«Война Анны» Алексея Федорченко — фильм довольно тяжелой судьбы. Впервые он увидел свет чуть больше года назад на фестивале в Роттердаме, чуть меньше года прошло с «Кинотавра-2018», где работа получила один-единственный специальный диплом жюри за поразительную игру Марты Козловой. После этого зашел разговор о том, что у картины не будет полноценного проката. По большому счету его так и не случилось — ленту можно было всего несколько раз увидеть на специальных показах в местах для этого не слишком приспособленных. Теперь она появится в кинотеатрах всего на четыре дня.
Это крохотное (какие-то 75 минут), волшебное кино как никакое другое заслуживает того, чтобы его смотрели на большом экране. Фильм Федорченко напрочь лишен любого претенциозного пафоса и мегаломании, присущего отечественным картинам о Великой Отечественной двух последних десятилетий. Сценарий Федорченко и Наталии Мещаниновой не предлагает сходу осознать случившуюся трагедию во всем ее масштабе — в конце концов, едва ли это вообще возможно.
Во внимательный объектив Алишера Хамидходжаева не попадает ни единого выстрела; все они сдавленно грохочут где-то за кадром, на периферии, где орудует жуткая исполинская машина войны. Камера выхватывает лишь небольшие свидетельства ее недавнего присутствия.
Вылезая вместе с Анной из под груды сваленных в яму трупов евреев, которую мы не видим целиком — лишь сплетенные грязные ноги, руки и волосы, — прячась с ней в нерабочем камине комендатуры, стоящей в оккупированной немцами украинской деревне, вылезая по ночам в поисках воды и еды, мы смотрим, как война отрывает от маленького, невесомого человека куски живой плоти. При этом практически его не замечая, не принимая во внимание — даже свое укрытие девочка находит лишь потому, что ее не сочли нужным искать.
Весь ужас остается где-то там, снаружи камина и висящего над ним разбитого зеркала, снаружи кабинета географии, снаружи превращенной в комендатуру школы, снаружи украинской деревеньки. От этого становится еще страшнее — сколько еще было таких каминов, кабинетов, школ и деревень.
Постепенно обживаясь в дымосборнике, Девочка-Которая-Выжила понемногу проваливается из пугающе документального реализма (первые несколько дней она не осмеливается покинуть свое убежище, поэтому единственная употребляемая ей жидкость — ее собственная) в реализм магический. Последнее, очевидно, присутствует здесь с подачи Мещаниновой — но в «Войне Анны», в отличие от ее недавнего «Сердца мира», баланс явного и сновиденческого соблюден практически идеально.
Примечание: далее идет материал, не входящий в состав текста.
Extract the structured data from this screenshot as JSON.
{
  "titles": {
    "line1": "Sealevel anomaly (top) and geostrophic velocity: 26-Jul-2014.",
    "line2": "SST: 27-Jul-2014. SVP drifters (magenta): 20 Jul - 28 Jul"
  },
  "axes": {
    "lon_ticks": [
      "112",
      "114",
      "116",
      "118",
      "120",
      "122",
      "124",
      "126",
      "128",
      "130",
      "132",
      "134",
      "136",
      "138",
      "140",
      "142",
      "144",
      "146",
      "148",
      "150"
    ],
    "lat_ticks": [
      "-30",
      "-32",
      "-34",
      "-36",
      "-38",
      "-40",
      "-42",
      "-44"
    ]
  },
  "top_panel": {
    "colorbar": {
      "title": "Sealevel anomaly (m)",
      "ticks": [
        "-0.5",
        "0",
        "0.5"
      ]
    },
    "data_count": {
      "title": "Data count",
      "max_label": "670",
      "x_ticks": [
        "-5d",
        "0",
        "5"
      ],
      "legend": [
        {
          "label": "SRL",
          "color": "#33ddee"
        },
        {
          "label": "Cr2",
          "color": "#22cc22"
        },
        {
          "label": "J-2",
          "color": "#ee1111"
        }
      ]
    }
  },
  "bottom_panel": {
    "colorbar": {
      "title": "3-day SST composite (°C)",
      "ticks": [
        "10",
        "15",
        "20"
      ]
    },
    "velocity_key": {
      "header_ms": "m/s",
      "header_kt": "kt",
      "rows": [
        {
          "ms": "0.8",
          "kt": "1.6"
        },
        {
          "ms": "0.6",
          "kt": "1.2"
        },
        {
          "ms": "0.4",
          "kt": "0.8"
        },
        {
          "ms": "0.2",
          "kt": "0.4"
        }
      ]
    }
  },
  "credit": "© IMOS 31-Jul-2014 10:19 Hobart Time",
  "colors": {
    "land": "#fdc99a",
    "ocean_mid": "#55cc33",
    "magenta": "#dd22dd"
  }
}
За весь фильм Анна не пророняет ни единого слова — да и вообще большую часть времени проводит в звенящей тишине. Каждое соприкосновение ее тяжелых подошв с полом, каждый скрип открываемой двери или окна отдаются тревожным, слишком громким эхом. Звуковую пустоту заполняют похрустывания, почавкивание, мурлыканье кошки — скрежет, топот, лай собаки. Из своего тревожного Зазеркалья Анна, затаив дыхание, слышит трудноразличимые фрагменты фраз, видит лица, иногда, когда подходят близко, — ноги.
При полном отсутствии реплик Марта Козлова проделывает настолько тонкую работу, что «Войной Анны» можно в принципе окончательно завершить дискуссию на тему того, нужно ли давать актерам-детям скидку на возраст или нет. Не нужно. На упомянутом выше «Кинотавре» игру Козловой попытались определить как создающую «пронзительный образ войны глазами ребенка», но ее Анна — куда объемнее и шире такой формулировки: это, пожалуй, в принципе одна из самых монолитных героинь в военном кинематографе — российском уж точно.
А образ действительно пронзительный: война Анны — это обгладывание книжных корешков и близкая к смертельной случайная порция крысиного яда; это охота на обитающих на чердаке голубей и спасающая от холода шкура с чучела волка; это бегство от застрявшего в барабанных перепонках оглушительного шороха листьев в яме, которая стала могилой ее матери; это немецкая овчарка, отнявшая жизнь самого близкого существа. Все эти лишения и испытания копятся и закипают, переплавляясь в злость и закаляя дух, в маленьком тельце — бессильном перед лицом гигантской человеческой мясорубки. Пока, наконец, не изливаются в одну ненавистную точку на карте.